Dieses Leiden ist das Kapital der Religionen. Die christlichen Glaubensgemeinschaften bieten vermeintliche Rezepte, um der Hölle zu entgehen und den Himmel zu verdienen. Sie spenden Trost für das Leiden, indem sie dieses als Prüfung deklarieren, die zeitlich begrenzt ist. Teilweise wird das Leiden förmlich glorifiziert. Leiden für Jesus und seinen Vater, um das Leben zur Rechten Gottes zu erlangen.
Doch da die Geschichte von der Vertreibung von Adam und Eva aus dem Paradies nicht stimmig und plausibel ist, wirken auch Idee und Konzept von Himmel und Hölle an den Haaren herbeigezogen.
Weil Gott uns offensichtlich nicht hilft, das Leiden zu reduzieren, suchen wir Menschen selber nach Lösungen. Mit Hilfe der Wissenschaft und Technik finden wir erfolgreich Mittel und Wege, das Leiden zu verringern.
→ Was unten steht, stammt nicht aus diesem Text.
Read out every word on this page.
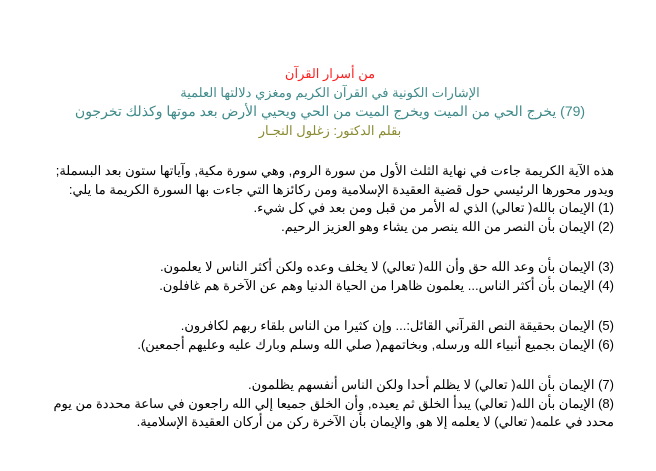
من أسرار القرآن
الإشارات الكونية في القرآن الكريم ومغزي دلالتها العلمية
(79) يخرج الحي من الميت ويخرج الميت من الحي ويحيي الأرض بعد موتها وكذلك تخرجون
بقلم الدكتور: زغلول النجـار

هذه الآية الكريمة جاءت في نهاية الثلث الأول من سورة الروم, وهي سورة مكية, وآياتها ستون بعد البسملة; ويدور محورها الرئيسي حول قضية العقيدة الإسلامية ومن ركائزها التي جاءت بها السورة الكريمة ما يلي:

(1) الإيمان بالله( تعالي) الذي له الأمر من قبل ومن بعد في كل شيء.

(2) الإيمان بأن النصر من الله ينصر من يشاء وهو العزيز الرحيم.

(3) الإيمان بأن وعد الله حق وأن الله( تعالي) لا يخلف وعده ولكن أكثر الناس لا يعلمون.

(4) الإيمان بأن أكثر الناس... يعلمون ظاهرا من الحياة الدنيا وهم عن الآخرة هم غافلون.

(5) الإيمان بحقيقة النص القرآني القائل:... وإن كثيرا من الناس بلقاء ربهم لكافرون.

(6) الإيمان بجميع أنبياء الله ورسله, وبخاتمهم( صلي الله وسلم وبارك عليه وعليهم أجمعين).

(7) الإيمان بأن الله( تعالي) لا يظلم أحدا ولكن الناس أنفسهم يظلمون.

(8) الإيمان بأن الله( تعالي) يبدأ الخلق ثم يعيده, وأن الخلق جميعا إلي الله راجعون في ساعة محددة من يوم محدد في علمه( تعالي) لا يعلمه إلا هو, والإيمان بأن الآخرة ركن من أركان العقيدة الإسلامية.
Den grössten Beitrag liefert dabei die Medizin. Sie hat in den letzten hundert Jahren das körperliche Leiden massiv reduziert. Erlitten zum Beispiel früher Patienten mit einem geplatzten Blinddarm höllische Schmerzen und starben womöglich, löst heute der Chirurg das Problem mit einem kleinen Eingriff.
Nicht umsonst betrachten wir Ärzte als Götter in Weiss. Damit schlagen wir Gott ein Schnippchen. Zumindest was unsere Existenz als Erdenbürger betrifft.